If you are on an HPC (or older enterprise Linux) and see errors like GLIBC_2.29 not found / GLIBC_2.33 not found / GLIBC_2.34 not found, use the Bioconda build in the mapdbsnp env. The script resolves bigBedNamedItems from PATH first.

mamba activate mapdbsnp
mamba install -n mapdbsnp -c bioconda ucsc-bigbednameditems -y
which bigBedNamedItems
file "$(which bigBedNamedItems)"
ldd "$(which bigBedNamedItems)" | head
  1. Download the dbSNP BigBed for your build (defaults to ./data/dbSnp<version>_<build>.bb):
  • hg38 (default): http://hgdownload.soe.ucsc.edu/gbdb/hg38/snp/dbSnp155.bb (or dbSnp153.bb / dbSnp151.bb if you set --dbsnp-version)
  • hg19: http://hgdownload.soe.ucsc.edu/gbdb/hg19/snp/dbSnp155.bb (or dbSnp153.bb / dbSnp151.bb) Make sure the file you download matches the --build you use. The script will auto-download to ./data if missing, unless --no-bb is set.
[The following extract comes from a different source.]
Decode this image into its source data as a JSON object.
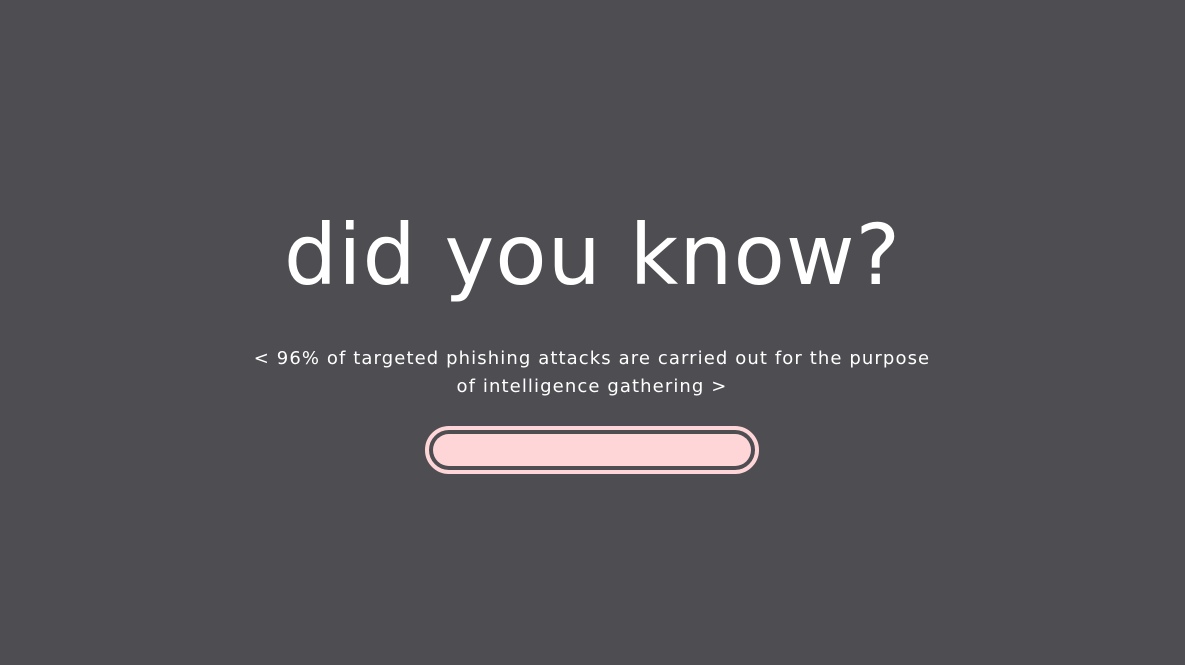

Tip: if you have bandwidth, aria2c can speed this up:
aria2c -x8 -s8 -o dbSnp155_hg38.bb http://hgdownload.soe.ucsc.edu/gbdb/hg38/snp/dbSnp155.bb
mv dbSnp155_hg38.bb ./data/

If you do not have aria2c, use curl:

curl -L http://hgdownload.soe.ucsc.edu/gbdb/hg38/snp/dbSnp155.bb -o ./data/dbSnp155_hg38.bb
  1. Run with --bb-file:
mamba activate mapdbsnp
Rscript ./script/positionsFromDBSNP.r \
  --input=./example/example_input.txt \
  --ID=ID \
  --build=hg38 \
  --dbsnp-version=155 \
  --cpus=24 \
  --bb-file=./data/dbSnp155_hg38.bb \
  --outdir=./example \
  --prefix=example_bb \
  --data-dir=./data

The script will still download RsMergeArch.bcp for ID updates if it is not present in ./data.

Preparing reference data (text pipeline)

Use this only if you are not using the BigBed fast path. It downloads and splits the full text dumps.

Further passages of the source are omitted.